New Ancient Cathedral

To build what may be entered.

Enter this poem. Recognize its ladder. You know it from your grandmothers’ dreams. Here is a plush carpet of sound to somersault you into the dizzy end of the last hallway, hatching to bird.

Here is a poem to be pinched, swung from, picked like a lock, a cast-iron rhyme in the chest from which freshwater fish swim, unschooled, from the unheard, in a furred fury of feathered wings, erupting in collective bloom.

Here come the blue doves, announcing. When the new one is born, there will be change. There will be. Change. Their will.

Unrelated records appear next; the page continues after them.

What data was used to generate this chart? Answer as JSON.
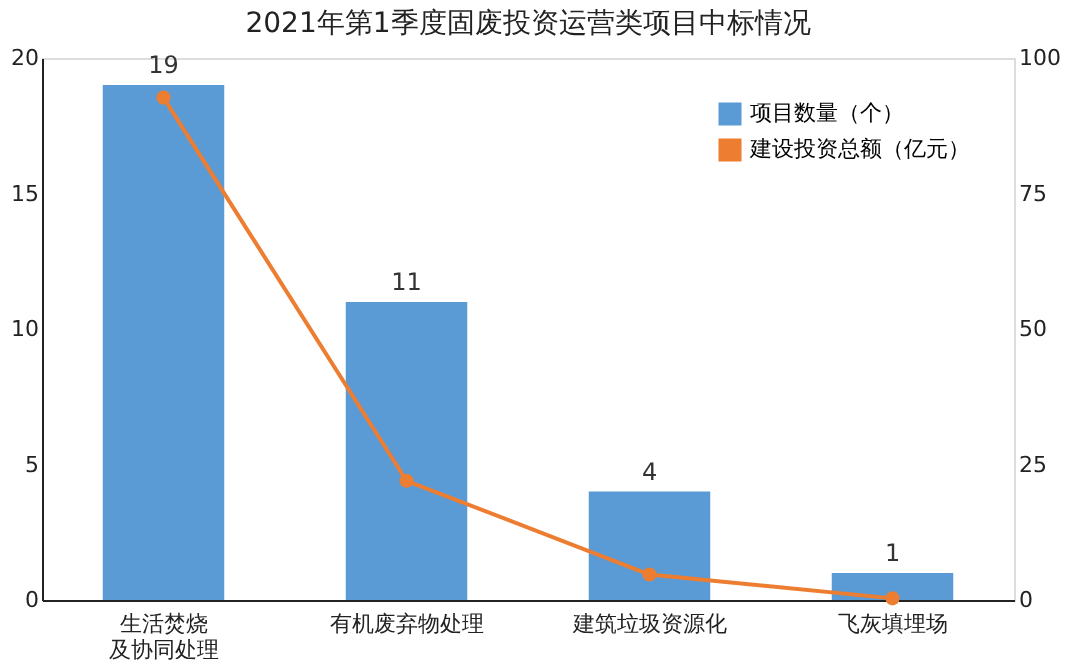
{
  "chart_data": {
    "type": "bar",
    "title": "2021年第1季度固废投资运营类项目中标情况",
    "categories": [
      "生活焚烧及协同处理",
      "有机废弃物处理",
      "建筑垃圾资源化",
      "飞灰填埋场"
    ],
    "series": [
      {
        "name": "项目数量（个）",
        "color": "#5b9bd5",
        "values": [
          19,
          11,
          4,
          1
        ],
        "value_labels": [
          "19",
          "11",
          "4",
          "1"
        ]
      },
      {
        "name": "建设投资总额（亿元）",
        "type": "line",
        "axis": "y2",
        "color": "#ed7d31",
        "values": [
          92.7,
          22,
          4.7,
          0.3
        ],
        "marker": "circle"
      }
    ],
    "ylim": [
      0,
      20
    ],
    "yticks": [
      0,
      5,
      10,
      15,
      20
    ],
    "y2lim": [
      0,
      100
    ],
    "y2ticks": [
      0,
      25,
      50,
      75,
      100
    ],
    "grid": false,
    "legend": "top right"
  }
}
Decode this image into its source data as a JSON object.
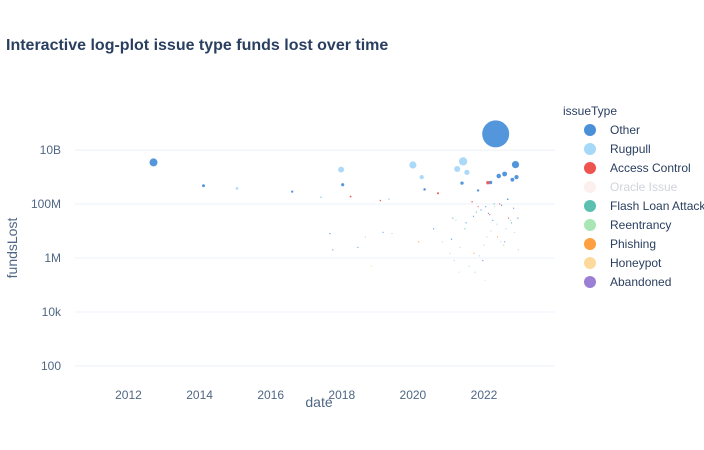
{
  "chart_data": {
    "type": "scatter",
    "title": "Interactive log-plot issue type funds lost over time",
    "xlabel": "date",
    "ylabel": "fundsLost",
    "log_y": true,
    "xlim": [
      "2010-07-01",
      "2023-12-31"
    ],
    "ylim": [
      30,
      200000000000
    ],
    "x_ticks": [
      {
        "value": "2012-01-01",
        "label": "2012"
      },
      {
        "value": "2014-01-01",
        "label": "2014"
      },
      {
        "value": "2016-01-01",
        "label": "2016"
      },
      {
        "value": "2018-01-01",
        "label": "2018"
      },
      {
        "value": "2020-01-01",
        "label": "2020"
      },
      {
        "value": "2022-01-01",
        "label": "2022"
      }
    ],
    "y_ticks": [
      {
        "value": 100,
        "label": "100"
      },
      {
        "value": 10000,
        "label": "10k"
      },
      {
        "value": 1000000,
        "label": "1M"
      },
      {
        "value": 100000000,
        "label": "100M"
      },
      {
        "value": 10000000000,
        "label": "10B"
      }
    ],
    "grid": true,
    "legend": {
      "title": "issueType",
      "placement": "right"
    },
    "series": [
      {
        "name": "Other",
        "color": "#4a90d9",
        "hidden": false,
        "points": [
          {
            "x": "2012-09-15",
            "y": 3500000000
          },
          {
            "x": "2014-02-10",
            "y": 480000000
          },
          {
            "x": "2016-08-10",
            "y": 290000000
          },
          {
            "x": "2018-01-10",
            "y": 520000000
          },
          {
            "x": "2020-05-01",
            "y": 350000000
          },
          {
            "x": "2021-05-20",
            "y": 600000000
          },
          {
            "x": "2021-11-01",
            "y": 320000000
          },
          {
            "x": "2022-03-10",
            "y": 630000000
          },
          {
            "x": "2022-05-01",
            "y": 40000000000
          },
          {
            "x": "2022-06-01",
            "y": 1100000000
          },
          {
            "x": "2022-08-01",
            "y": 1300000000
          },
          {
            "x": "2022-10-20",
            "y": 800000000
          },
          {
            "x": "2022-11-20",
            "y": 2900000000
          },
          {
            "x": "2022-12-01",
            "y": 1000000000
          },
          {
            "x": "2017-09-01",
            "y": 8000000
          },
          {
            "x": "2018-06-15",
            "y": 2500000
          },
          {
            "x": "2019-03-01",
            "y": 9000000
          },
          {
            "x": "2020-08-01",
            "y": 12000000
          },
          {
            "x": "2021-02-01",
            "y": 5000000
          },
          {
            "x": "2021-07-01",
            "y": 20000000
          },
          {
            "x": "2021-09-15",
            "y": 35000000
          },
          {
            "x": "2021-12-01",
            "y": 60000000
          },
          {
            "x": "2022-01-20",
            "y": 80000000
          },
          {
            "x": "2022-02-15",
            "y": 45000000
          },
          {
            "x": "2022-04-01",
            "y": 25000000
          },
          {
            "x": "2022-07-01",
            "y": 90000000
          },
          {
            "x": "2022-09-01",
            "y": 150000000
          },
          {
            "x": "2022-11-01",
            "y": 70000000
          },
          {
            "x": "2022-12-15",
            "y": 30000000
          }
        ]
      },
      {
        "name": "Rugpull",
        "color": "#a6d8f8",
        "hidden": false,
        "points": [
          {
            "x": "2015-01-20",
            "y": 380000000
          },
          {
            "x": "2017-12-25",
            "y": 1900000000
          },
          {
            "x": "2020-01-01",
            "y": 2800000000
          },
          {
            "x": "2020-04-01",
            "y": 1000000000
          },
          {
            "x": "2021-04-01",
            "y": 2000000000
          },
          {
            "x": "2021-06-01",
            "y": 3800000000
          },
          {
            "x": "2021-07-10",
            "y": 1500000000
          },
          {
            "x": "2017-06-01",
            "y": 180000000
          },
          {
            "x": "2018-09-01",
            "y": 6000000
          },
          {
            "x": "2019-05-01",
            "y": 150000000
          },
          {
            "x": "2020-11-01",
            "y": 4000000
          },
          {
            "x": "2021-01-15",
            "y": 1500000
          },
          {
            "x": "2021-03-01",
            "y": 800000
          },
          {
            "x": "2021-05-01",
            "y": 2500000
          },
          {
            "x": "2021-08-01",
            "y": 500000
          },
          {
            "x": "2021-10-01",
            "y": 300000
          },
          {
            "x": "2021-11-15",
            "y": 1200000
          },
          {
            "x": "2022-01-01",
            "y": 3000000
          },
          {
            "x": "2022-02-01",
            "y": 6000000
          },
          {
            "x": "2022-03-15",
            "y": 10000000
          },
          {
            "x": "2022-05-15",
            "y": 18000000
          },
          {
            "x": "2022-06-20",
            "y": 4000000
          },
          {
            "x": "2022-08-15",
            "y": 12000000
          },
          {
            "x": "2022-10-01",
            "y": 25000000
          },
          {
            "x": "2022-11-10",
            "y": 9000000
          },
          {
            "x": "2022-12-20",
            "y": 2000000
          }
        ]
      },
      {
        "name": "Access Control",
        "color": "#ef5350",
        "hidden": false,
        "points": [
          {
            "x": "2018-04-01",
            "y": 190000000
          },
          {
            "x": "2019-02-01",
            "y": 135000000
          },
          {
            "x": "2020-09-15",
            "y": 250000000
          },
          {
            "x": "2022-02-10",
            "y": 620000000
          },
          {
            "x": "2021-09-01",
            "y": 120000000
          },
          {
            "x": "2021-11-01",
            "y": 80000000
          },
          {
            "x": "2022-03-01",
            "y": 40000000
          },
          {
            "x": "2022-06-10",
            "y": 100000000
          },
          {
            "x": "2022-09-10",
            "y": 30000000
          }
        ]
      },
      {
        "name": "Oracle Issue",
        "color": "#fde0dd",
        "hidden": true,
        "points": []
      },
      {
        "name": "Flash Loan Attack",
        "color": "#5bc0b0",
        "hidden": false,
        "points": [
          {
            "x": "2021-02-15",
            "y": 30000000
          },
          {
            "x": "2021-06-20",
            "y": 12000000
          },
          {
            "x": "2021-10-15",
            "y": 50000000
          },
          {
            "x": "2022-04-15",
            "y": 100000000
          },
          {
            "x": "2022-10-10",
            "y": 20000000
          }
        ]
      },
      {
        "name": "Reentrancy",
        "color": "#a8e6b6",
        "hidden": false,
        "points": [
          {
            "x": "2019-06-01",
            "y": 8000000
          },
          {
            "x": "2021-03-20",
            "y": 25000000
          },
          {
            "x": "2022-04-20",
            "y": 80000000
          },
          {
            "x": "2022-07-20",
            "y": 3000000
          }
        ]
      },
      {
        "name": "Phishing",
        "color": "#ffa040",
        "hidden": false,
        "points": [
          {
            "x": "2020-03-01",
            "y": 4000000
          },
          {
            "x": "2021-09-20",
            "y": 1500000
          },
          {
            "x": "2022-05-20",
            "y": 6000000
          }
        ]
      },
      {
        "name": "Honeypot",
        "color": "#fdd99b",
        "hidden": false,
        "points": [
          {
            "x": "2018-11-01",
            "y": 500000
          },
          {
            "x": "2021-04-20",
            "y": 300000
          },
          {
            "x": "2022-01-10",
            "y": 150000
          }
        ]
      },
      {
        "name": "Abandoned",
        "color": "#9b7fd4",
        "hidden": false,
        "points": [
          {
            "x": "2017-10-01",
            "y": 2000000
          },
          {
            "x": "2021-12-20",
            "y": 800000
          },
          {
            "x": "2022-08-01",
            "y": 4000000
          }
        ]
      }
    ]
  }
}
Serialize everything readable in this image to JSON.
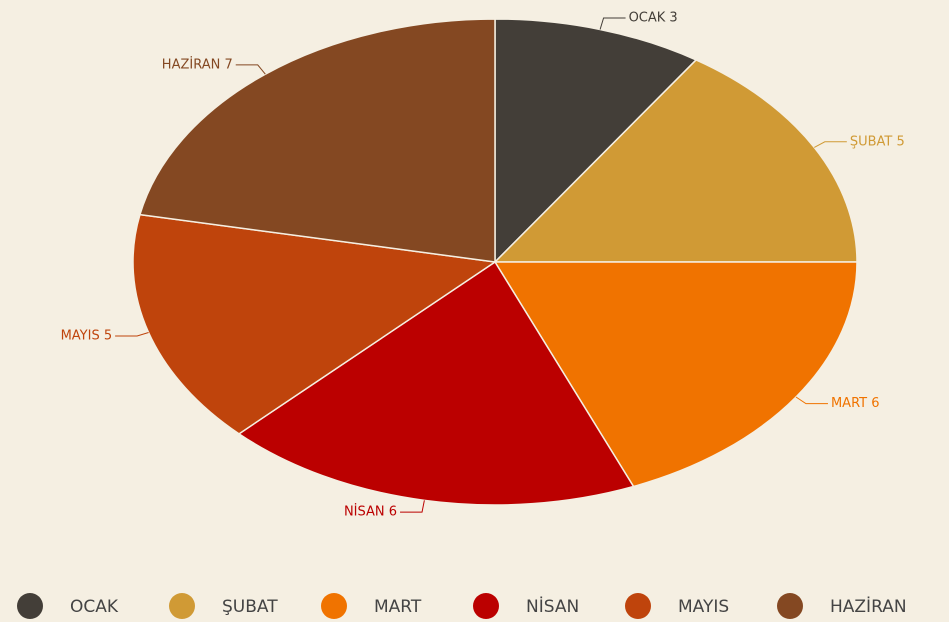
{
  "chart_data": {
    "type": "pie",
    "categories": [
      "OCAK",
      "ŞUBAT",
      "MART",
      "NİSAN",
      "MAYIS",
      "HAZİRAN"
    ],
    "values": [
      3,
      5,
      6,
      6,
      5,
      7
    ],
    "value_labels": [
      "OCAK 3",
      "ŞUBAT 5",
      "MART 6",
      "NİSAN 6",
      "MAYIS 5",
      "HAZİRAN 7"
    ],
    "colors": [
      "#433e38",
      "#d09a35",
      "#f07300",
      "#bb0000",
      "#bf440c",
      "#844822"
    ],
    "legend": "bottom"
  }
}
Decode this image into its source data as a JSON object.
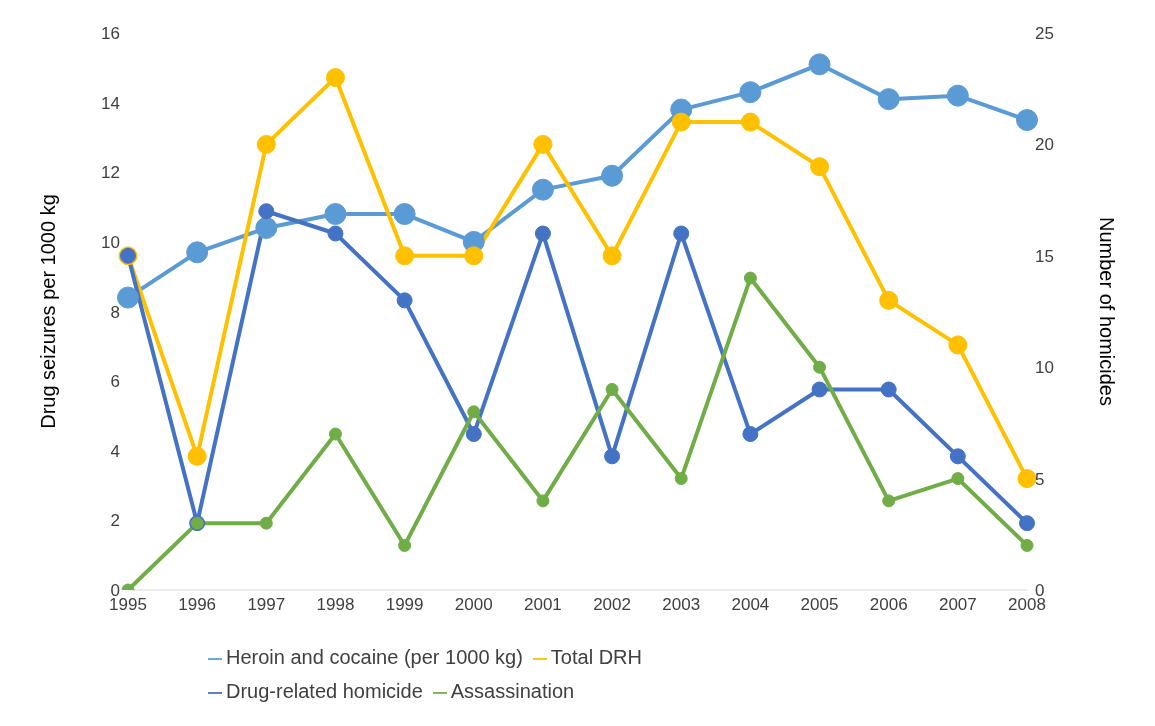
{
  "chart_data": {
    "type": "line",
    "categories": [
      "1995",
      "1996",
      "1997",
      "1998",
      "1999",
      "2000",
      "2001",
      "2002",
      "2003",
      "2004",
      "2005",
      "2006",
      "2007",
      "2008"
    ],
    "ylabel": "Drug seizures per 1000 kg",
    "y2label": "Number of homicides",
    "ylim": [
      0,
      16
    ],
    "yticks": [
      0,
      2,
      4,
      6,
      8,
      10,
      12,
      14,
      16
    ],
    "y2lim": [
      0,
      25
    ],
    "y2ticks": [
      0,
      5,
      10,
      15,
      20,
      25
    ],
    "grid": false,
    "legend": "bottom",
    "marker": "circle",
    "line_style": "solid",
    "series": [
      {
        "name": "Heroin and cocaine (per 1000 kg)",
        "color": "#5b9bd5",
        "values": [
          8.4,
          9.7,
          10.4,
          10.8,
          10.8,
          10.0,
          11.5,
          11.9,
          13.8,
          14.3,
          15.1,
          14.1,
          14.2,
          13.5
        ]
      },
      {
        "name": "Total DRH",
        "color": "#ffc000",
        "axis": "y2",
        "values": [
          15,
          6,
          20,
          23,
          15,
          15,
          20,
          15,
          21,
          21,
          19,
          13,
          11,
          5
        ]
      },
      {
        "name": "Drug-related homicide",
        "color": "#4472c4",
        "axis": "y2",
        "values": [
          15,
          3,
          17,
          16,
          13,
          7,
          16,
          6,
          16,
          7,
          9,
          9,
          6,
          3
        ]
      },
      {
        "name": "Assassination",
        "color": "#70ad47",
        "axis": "y2",
        "values": [
          0,
          3,
          3,
          7,
          2,
          8,
          4,
          9,
          5,
          14,
          10,
          4,
          5,
          2
        ]
      }
    ]
  }
}
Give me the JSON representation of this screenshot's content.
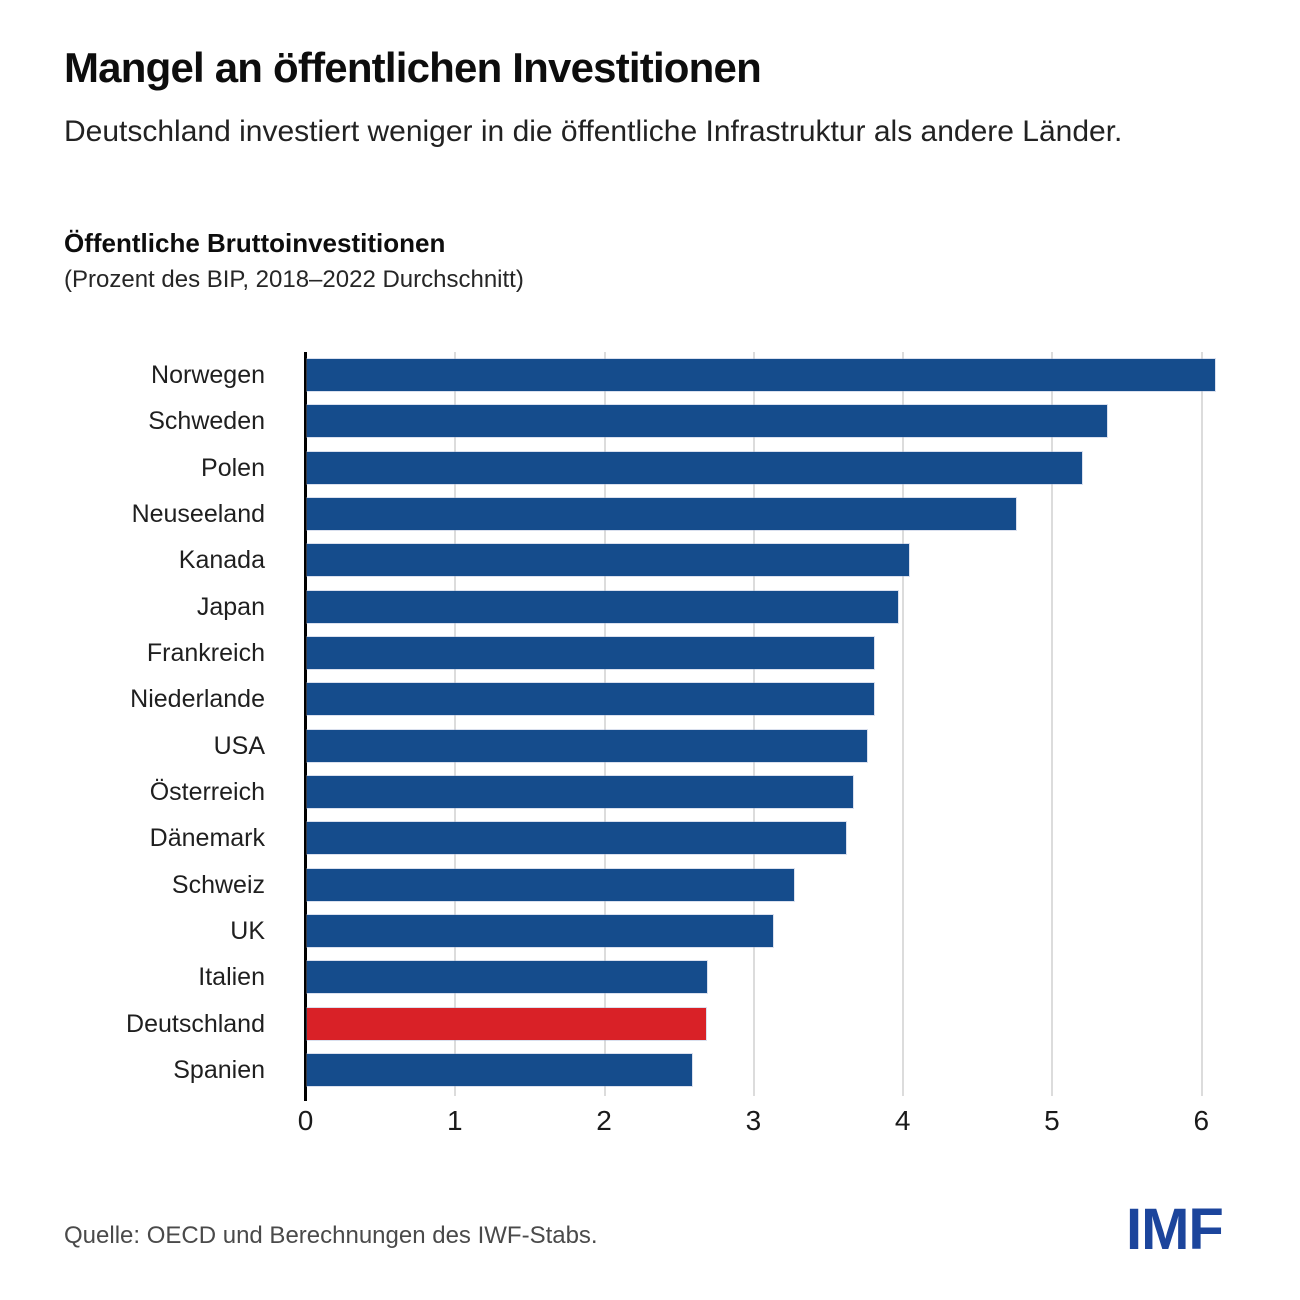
{
  "header": {
    "title": "Mangel an öffentlichen Investitionen",
    "subtitle": "Deutschland investiert weniger in die öffentliche Infrastruktur als andere Länder."
  },
  "chart": {
    "heading": "Öffentliche Bruttoinvestitionen",
    "subheading": "(Prozent des BIP, 2018–2022 Durchschnitt)"
  },
  "chart_data": {
    "type": "bar",
    "orientation": "horizontal",
    "title": "Öffentliche Bruttoinvestitionen",
    "subtitle": "(Prozent des BIP, 2018–2022 Durchschnitt)",
    "categories": [
      "Norwegen",
      "Schweden",
      "Polen",
      "Neuseeland",
      "Kanada",
      "Japan",
      "Frankreich",
      "Niederlande",
      "USA",
      "Österreich",
      "Dänemark",
      "Schweiz",
      "UK",
      "Italien",
      "Deutschland",
      "Spanien"
    ],
    "values": [
      6.08,
      5.36,
      5.19,
      4.75,
      4.03,
      3.96,
      3.8,
      3.8,
      3.75,
      3.66,
      3.61,
      3.26,
      3.12,
      2.68,
      2.67,
      2.58
    ],
    "highlight_category": "Deutschland",
    "xlabel": "",
    "ylabel": "",
    "xlim": [
      0,
      6.33
    ],
    "xticks": [
      0,
      1,
      2,
      3,
      4,
      5,
      6
    ],
    "grid": "vertical-light",
    "colors": {
      "bar": "#154C8C",
      "highlight": "#D92127",
      "gridline": "#dcdcdc",
      "axis": "#000000"
    }
  },
  "footer": {
    "source": "Quelle: OECD und Berechnungen des IWF-Stabs.",
    "logo": "IMF",
    "logo_color": "#1C459C"
  }
}
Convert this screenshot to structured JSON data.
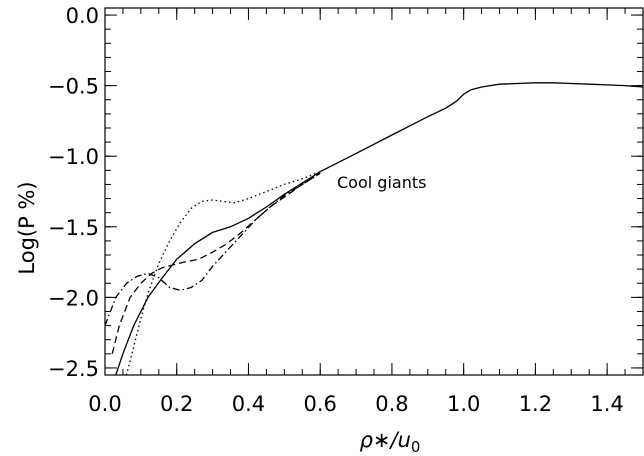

Time is a baby in the belly of the whale, its new song of a frequency above us. And so, below. Climb into it. Here is a row of commas, hooks for the pulleys to lift us down, held fast to periods anchoring the lines of struck sentences whose ghosts fill the page, a waiting congregation. To be redeemed. Their histories.

Until.

***

Inspired by the architectural poems of Ry Nikonova.

Scaling the Hours

Experiments in measurement.

An experiment in time, the idea for breaking it at the hours. You can, if you are willing, do what most children won’t. You can carve them as one would with an animal at the harvest, follow the joints––or lumber, into pieces to be assembled again, one segment at a time, the collected tasks the bearings for the dizzy hand, some terms that a body less willing to invite the dizzy spins can hold. Only by these cuts can we arrive at the conclusion, so often remarked by the aging, about how short it is. A child knows that a while a moment may be short, a glide, a song––Again, again!     

    ––it may also be made of so much forever that it becomes impossible to tell a body’s beginning from its end.